The energy-sensitive rupee hit a lifetime low in early trade on Monday as the sharp rise in global crude oil prices to over $130 threatens to drive up imported inflation and widen the country’s trade and current account deficit.
The rupee was trading almost 1 percent weaker at 76.92 per dollar after touching 76.96, its weakest level ever. The currency fell on Friday to close at 76.17 against the US dollar, its lowest closing level since December 15, 2021.
The rupee fell against the US dollar as heightened geopolitical risks due to the conflict between Russia and Ukraine pushed investors to the safe-haven appeal of the dollar.
The yen and the dollar were trading stronger as investors moved towards safer assets.
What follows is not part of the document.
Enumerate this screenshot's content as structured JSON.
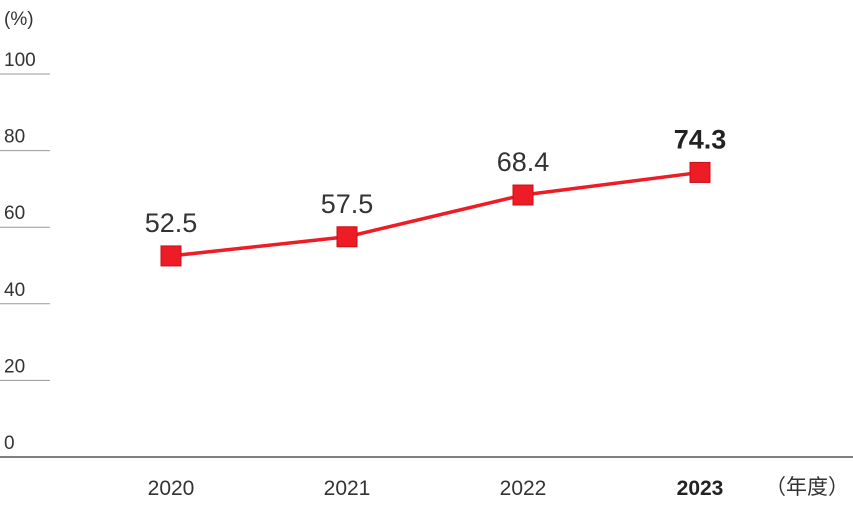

The dollar index, which measures the strength of the US currency against a basket of six currencies, rose 0.29 percent to 98.93 in early trading on Monday.
Forex traders said escalating tensions between Russia and Ukraine kept crude oil prices high and heightened concerns about domestic inflation and the broader trade deficit.
Oil prices jumped above $130, their highest level since 2008, on Monday, after a US and European ban on Russian oil imports led to risks and delays in Iran talks, raising supply concerns.
What hasn’t helped are the constant inflows of foreign money from the Indian capital markets. This was reflected in the weakness of the local stock exchanges, with the Sensex index down more than 1,400 points and the Nifty less than 15,850 points.
According to stock exchange data, foreign institutional investors remained net sellers in the capital market on Friday offloading shares worth Rs 7,631.02 crore.
Besides, continued foreign money outflows and a lackluster trend in domestic stocks weighed on investor sentiment.
“The traditionally non-interventional Indian central bank may allow further depreciation of the currency, the worst performing in Asia since the start of the Ukraine conflict, in the hope that the weak rupee will increase the competitiveness of exports and help fill the gaps that are supposed to widen due to higher oil costs,” he said. Kshitij Purohit, Head of International Commodities and Commodities at CapitalVia Global Research.
He added, “The unprecedented turmoil over the past few decades has shown that the possibilities are stacked against the local currency. The local currency has also declined due to the continued inflows of foreign money abroad and the negative trend in local markets.”